In order to help your kitten settle into her new environment and feel happy, you need to provide plenty of love, a secure place, and enough physical and mental stimulation.

The main reason for separation anxiety in a kitten is the feeling of insecurity and the need to depend on others to have needs met.

Encouraging your kitten to do things on her own will help to make her more confident.

As mentioned above, your new kitten needs to have her quiet room with everything she needs – food, water, litter box, toys, comfortable cat bed, scratching post, etc.

It would help if you leave the kitten in her safe place for short durations, and as they get more confident, you can increase the time they spend alone. Eventually, you will be able to leave them alone when you go to work.

6. Do kittens normally sleep through the night?

Kittens don’t always sleep through the night.
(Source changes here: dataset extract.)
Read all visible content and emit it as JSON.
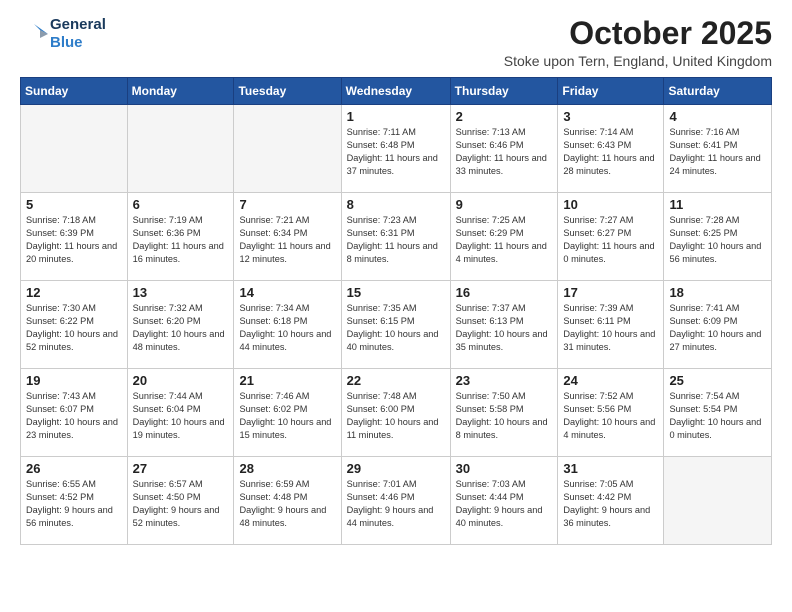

They can be awake through the night.

Though kittens love to sleep and are capable of sleeping 18-20 hours, they don’t always sleep when we are asleep.

Cats tend to be active during dawn and dusk, and in a new place, it may not sleep well the first few nights.

Sleep is essential for your kitten’s development, and therefore it’s essential to let them sleep when they want to so that they can grow up to be healthy and well adjusted.

7. How should I set up my kitten’s bed?

When selecting a kitten bed, go for one that is comfortable, has raised sides to provide extra security and also keep their toys inside without falling off.

Make sure also to add soft blankets to ensure a good night’s sleep for your kitten.

As mentioned earlier in this article, your kitten’s litter tray, food bowl and water bowl should be nearby in case she needs it in the night.

A scratching post will also make the space even more comfortable for your kitten; she can start her day by stretching and scratching away

8. Is it wrong to leave a kitten crying?

The only way to reduce attention-seeking cries in your kitten is to stop responding every time she cries out.

If you have taken care of everything she needs, played with her and you are sure that she is not sick, then it is okay to leave her crying.

Your kitten should not learn that her cries can get her what she wants – treats, playtime, cuddles etc.